3. Now let’s analyze ten frames of the speech signal. First open the Formant block and click
“Reset” . This will clear the stored formants. In the SigGen(L) block, select “Frame Range” to start at 51 and stop at 60, click “Rerun” . You will see ten pairs of formants are stored in the Formant block, which correspond to the first two formants of the ten frames of speech signal. Take a screenshot of the Formant window. Are the formants for the ten frames the same? Is the speech signal stationary over a long period?

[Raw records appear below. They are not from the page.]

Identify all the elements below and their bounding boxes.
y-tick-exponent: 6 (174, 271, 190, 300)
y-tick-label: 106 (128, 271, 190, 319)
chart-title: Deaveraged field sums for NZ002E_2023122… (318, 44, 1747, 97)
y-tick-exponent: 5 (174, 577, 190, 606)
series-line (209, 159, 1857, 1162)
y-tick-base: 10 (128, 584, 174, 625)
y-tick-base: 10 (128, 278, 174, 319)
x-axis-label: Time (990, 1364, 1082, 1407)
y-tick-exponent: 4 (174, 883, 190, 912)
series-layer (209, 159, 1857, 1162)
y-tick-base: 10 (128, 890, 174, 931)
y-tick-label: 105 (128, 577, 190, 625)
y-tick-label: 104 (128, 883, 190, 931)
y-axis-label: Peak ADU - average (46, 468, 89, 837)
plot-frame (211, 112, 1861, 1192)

4. Next let’s try the phoneme “i” . In the Formant block, click “Reset” . In SigGen(L), choose “Phoneme i” as the signal (note this signal is the same as the second part of the audio recording), and select “Frame Range” to start at 53 and stop at 53, click “Update”. Take a screenshot of the Long Signal Generator, Plot (connected to FFT), PZ-Plot, Freq-Resp and Formant blocks.
5. Lastly let’s play the phoneme “a” and “i” back-to-back (just like in the audio recording) and let the K-Means algorithm to form. two clusters. In the Formant block, click “Reset”. First, we need to acquire formant frequencies from audio data frames. Go to SigGen(L) block, choose the phoneme “a”, select “Frame Range” to start at 101 and stop at 150, click “Rerun” . You should see 50 formants stored in the Formant block. Next choose the phoneme “i”, select “Frame. Range” to start at 101 and stop at 150, click “Rerun” . You should now see 100 or 101 formants stored in the Formant block after execution.
Next, add a K-Means block (under “Machine Learning Blocks”) to the output of the Formant block on the right. Open the K-Means block and set the “Clusters” to be 2. Click “Calculate” . You should see the two formant frequencies of the 100+ audio data frames on the graph with the 1st formant as the vertical axis and the 2nd formant as the horizontal axis. The centroids of the two clusters are labelled as green flowers. Click “Show MSE & Centroid Values” . Take a screenshot of the K-Means and the K-Means Values windows.
Lastly, based on the centroids output by the K-Means block and Table 1, what phonemes are said in the recording?